Carbohydrates feature in this latest work, with emphasis on the pasta family, though rice and couscous are also represented. Clearly, humidity-controlled display facilities will be called for here, and interested curators should also be aware of brittleness issues associated with this work.

(I promise I won’t do this at all often. Or, maybe, ever again. Maybe.)

Adam's rocket ship collage

Really, the rainy, blustery, overcast, and/or generally crappy weather has been brutal this month, and the lack of exercise and fresh air has really been something of a problem for all concerned. Magda’s ingenuity in coming up with new ways to keep you boys from eating your own feet, or each other’s, has been most impressive. Of all the art projects mama has dreamed up, my favorite result is this rocketship collage Adam did with crayons, glue, and a torn up Wired magazine (which, frankly, had it coming).

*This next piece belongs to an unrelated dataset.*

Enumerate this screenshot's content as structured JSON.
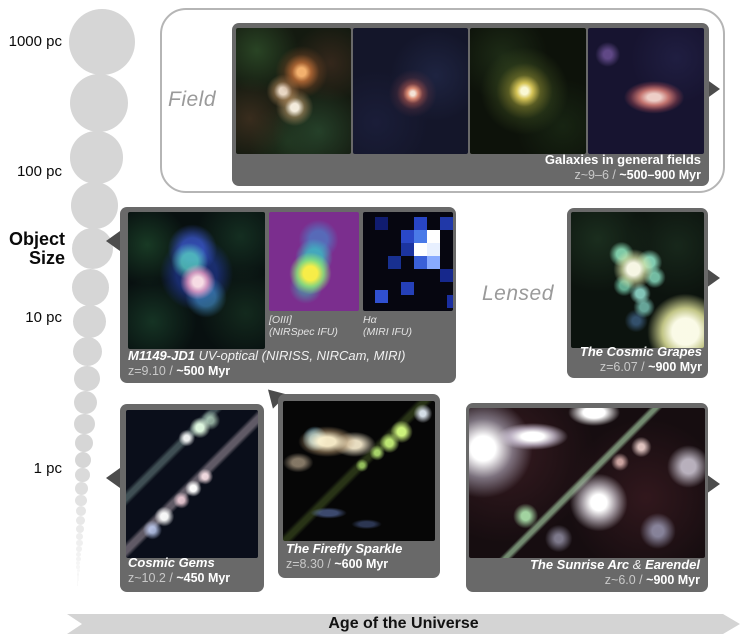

I find myself repeating the same sentiments in every monthly report, but overwhelmingly the one that threatens to stagger me on a regular basis is the sense of time hurtling past. The growth of you both is so crawlingly incremental that it seems impossible that you will ever wipe your own bottoms, let alone go off to school, present a rational argument, be acquitted, et cetera and so on. But with each passing month I am more sure not only that these things will happen, but they are in the process of happening. Having created you makes me feel omnipotent, hugely proud, occasionally embarassed, and very, very mortal.